Dynamic Processes in the Line Shift and Linewidth of CaF₂ and CsCdBr₃ Doped with Er³⁺ (2012)
Type of ContentTheses / Dissertations
Degree NameMaster of Science
PublisherUniversity of Canterbury. Physics & Astronomy
AuthorsReynolds, Adrian Johnshow all
The linewidths and line positions of 4I15/2 to 4I13/2 absorption transitions of trivalent erbium in CsCdBr₃ and CaF₂ were measured as a function of temperature from approximately 10 K to 300 K. By comparing the temperature dependence of these transitions with theoretical models of electron-phonon coupling the primary mechanism involved were determined. For Er3+ doped CaF₂ the Raman scattering processes dominated the line broadening, although the single-phonon direct processes were significant enough to drastically alter the values of the Raman scattering electron-phonon coupling constant. In comparison, the Er³⁺ doped CsCdBr₃ had negligible Raman scattering contributing to the line broadening. This is likely due to the exceedingly low Debye temperature and consequently low number of phonons, reducing the likelihood of two-phonon processes relative to single-phonon processes. The results were then analysed in terms of the bond length with the ligands and compared with other studies showing that as the bond length gets shorter the electron-phonon coupling constant associated with Raman scattering is expected to get smaller. To explain the line shifts in CaF₂:Er³⁺ it is necessary to treat the Debye temperature as a parameter.
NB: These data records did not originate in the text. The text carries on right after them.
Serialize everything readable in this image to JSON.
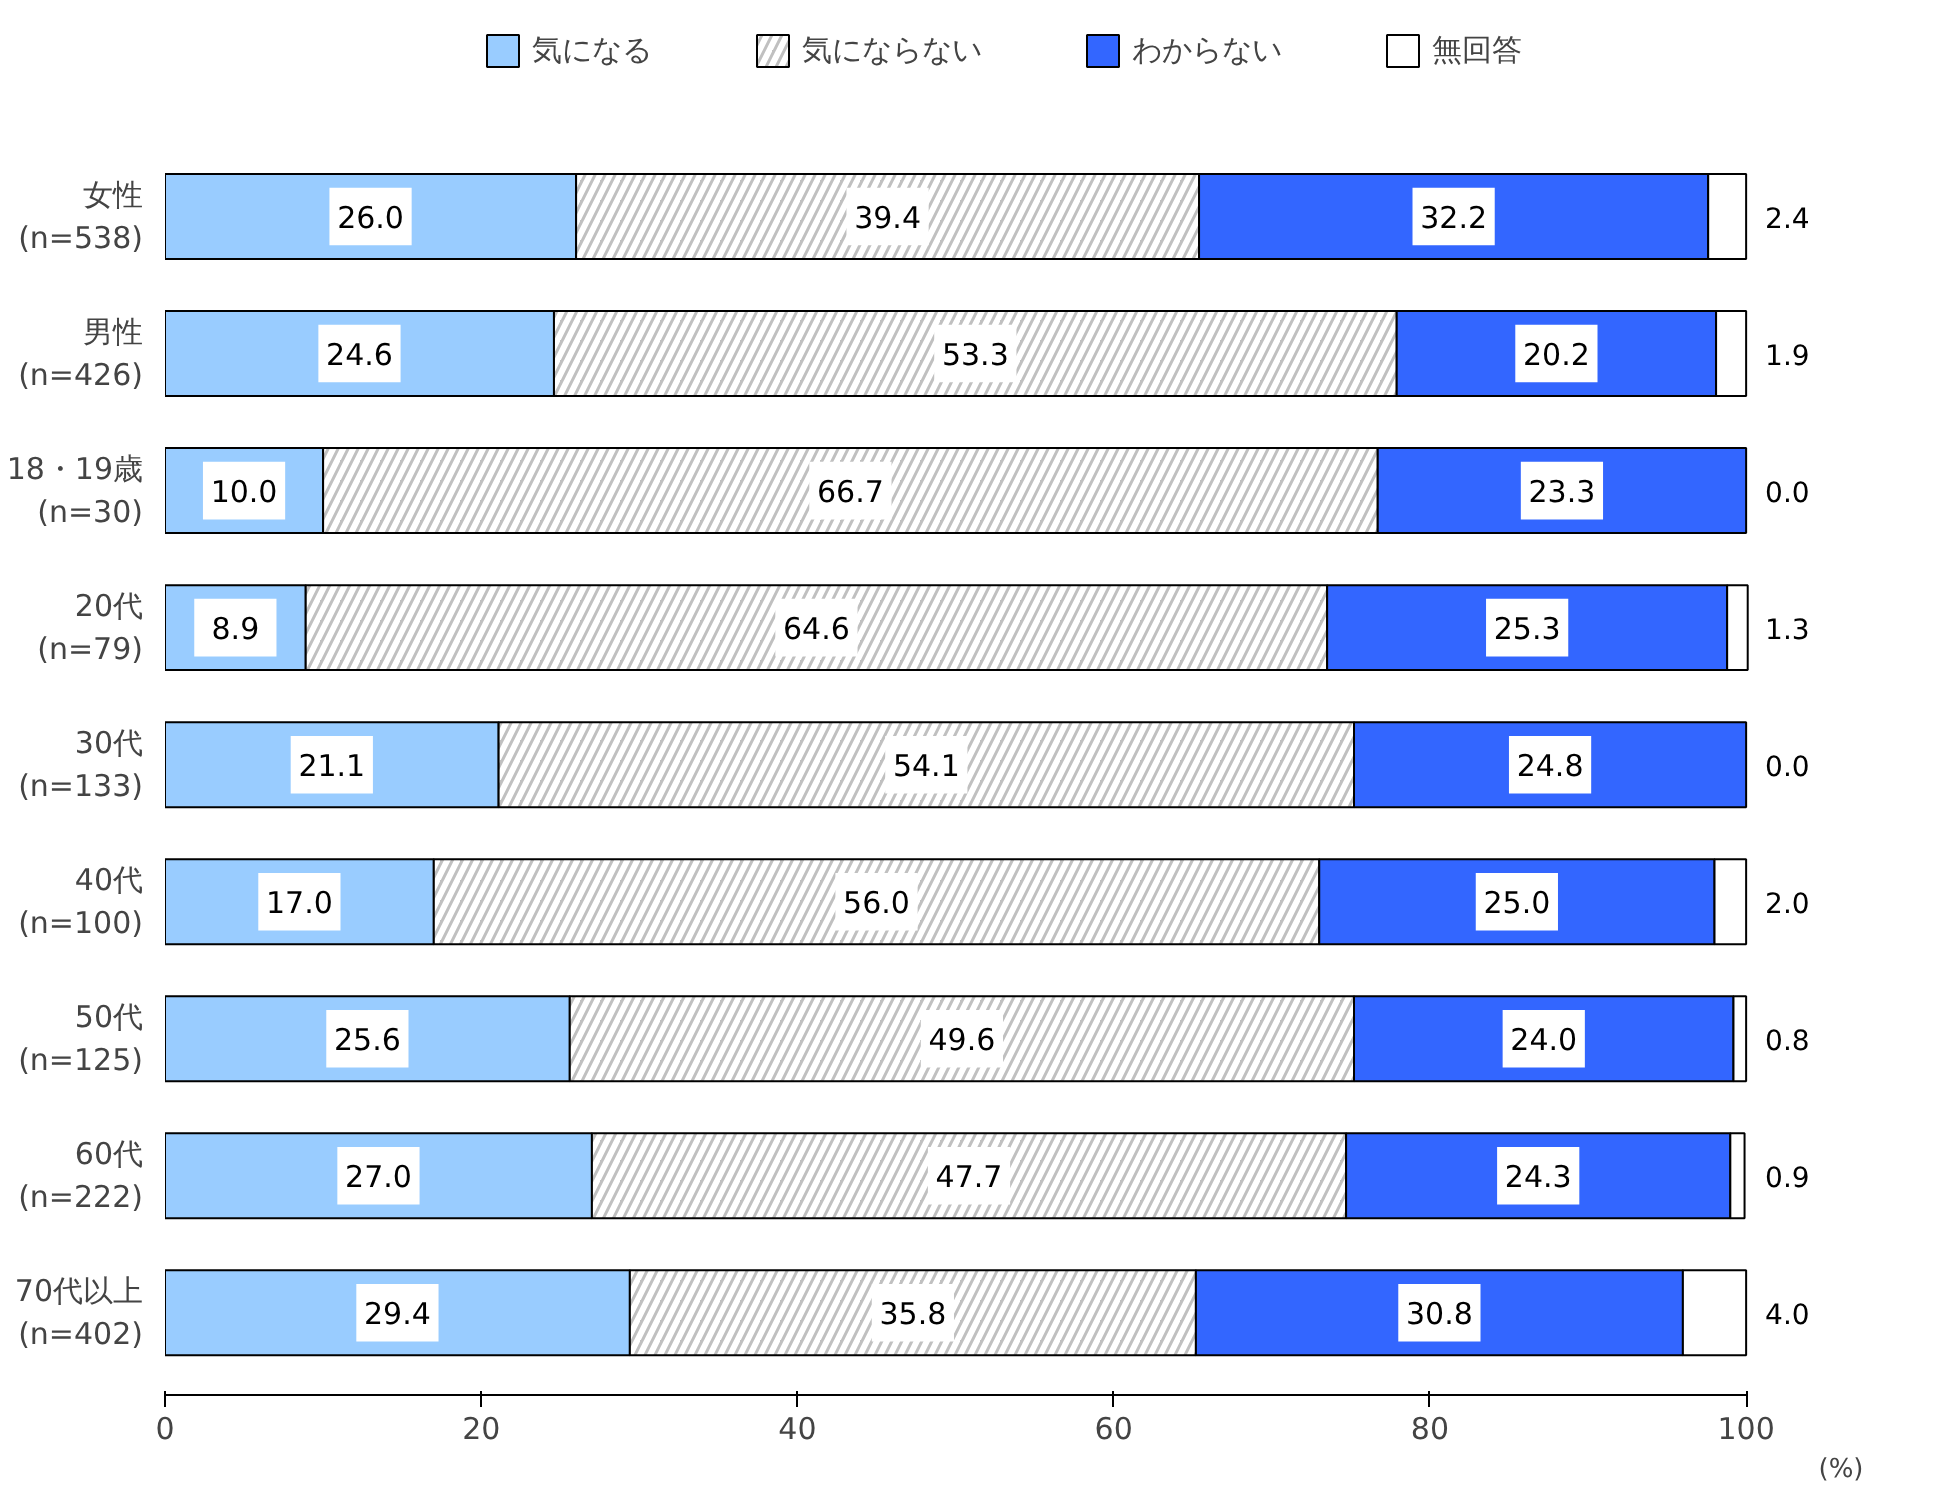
{
  "chart_data": {
    "type": "bar",
    "orientation": "horizontal",
    "stacked": true,
    "grid": false,
    "legend": "top",
    "xlabel": "(%)",
    "categories": [
      "女性\n(n=538)",
      "男性\n(n=426)",
      "18・19歳\n(n=30)",
      "20代\n(n=79)",
      "30代\n(n=133)",
      "40代\n(n=100)",
      "50代\n(n=125)",
      "60代\n(n=222)",
      "70代以上\n(n=402)"
    ],
    "xlim": [
      0,
      100
    ],
    "xticks": [
      0,
      20,
      40,
      60,
      80,
      100
    ],
    "series": [
      {
        "name": "気になる",
        "color": "#99ccff",
        "values": [
          26.0,
          24.6,
          10.0,
          8.9,
          21.1,
          17.0,
          25.6,
          27.0,
          29.4
        ],
        "value_labels": [
          "26.0",
          "24.6",
          "10.0",
          "8.9",
          "21.1",
          "17.0",
          "25.6",
          "27.0",
          "29.4"
        ]
      },
      {
        "name": "気にならない",
        "color": "#c0c0c0",
        "values": [
          39.4,
          53.3,
          66.7,
          64.6,
          54.1,
          56.0,
          49.6,
          47.7,
          35.8
        ],
        "value_labels": [
          "39.4",
          "53.3",
          "66.7",
          "64.6",
          "54.1",
          "56.0",
          "49.6",
          "47.7",
          "35.8"
        ]
      },
      {
        "name": "わからない",
        "color": "#3366ff",
        "values": [
          32.2,
          20.2,
          23.3,
          25.3,
          24.8,
          25.0,
          24.0,
          24.3,
          30.8
        ],
        "value_labels": [
          "32.2",
          "20.2",
          "23.3",
          "25.3",
          "24.8",
          "25.0",
          "24.0",
          "24.3",
          "30.8"
        ]
      },
      {
        "name": "無回答",
        "color": "#ffffff",
        "values": [
          2.4,
          1.9,
          0.0,
          1.3,
          0.0,
          2.0,
          0.8,
          0.9,
          4.0
        ],
        "value_labels": [
          "2.4",
          "1.9",
          "0.0",
          "1.3",
          "0.0",
          "2.0",
          "0.8",
          "0.9",
          "4.0"
        ]
      }
    ]
  }
}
This indicates that the phonon modes causing the line shifts are different from those causing the line broadening, and in most of the cases are vibronic processes rather than Raman processes. In the case of CsCdBr₃:Er³⁺ there is very little difference between the fits using the fixed Debye temperature and a varied Debye temperature in over half of the cases examined. Given the distribution of phonon modes, it is likely that this small difference arises because combinations of these processes are of similar intensity, meaning that a combination of Raman and optical phonon modes are likely causing the line shift.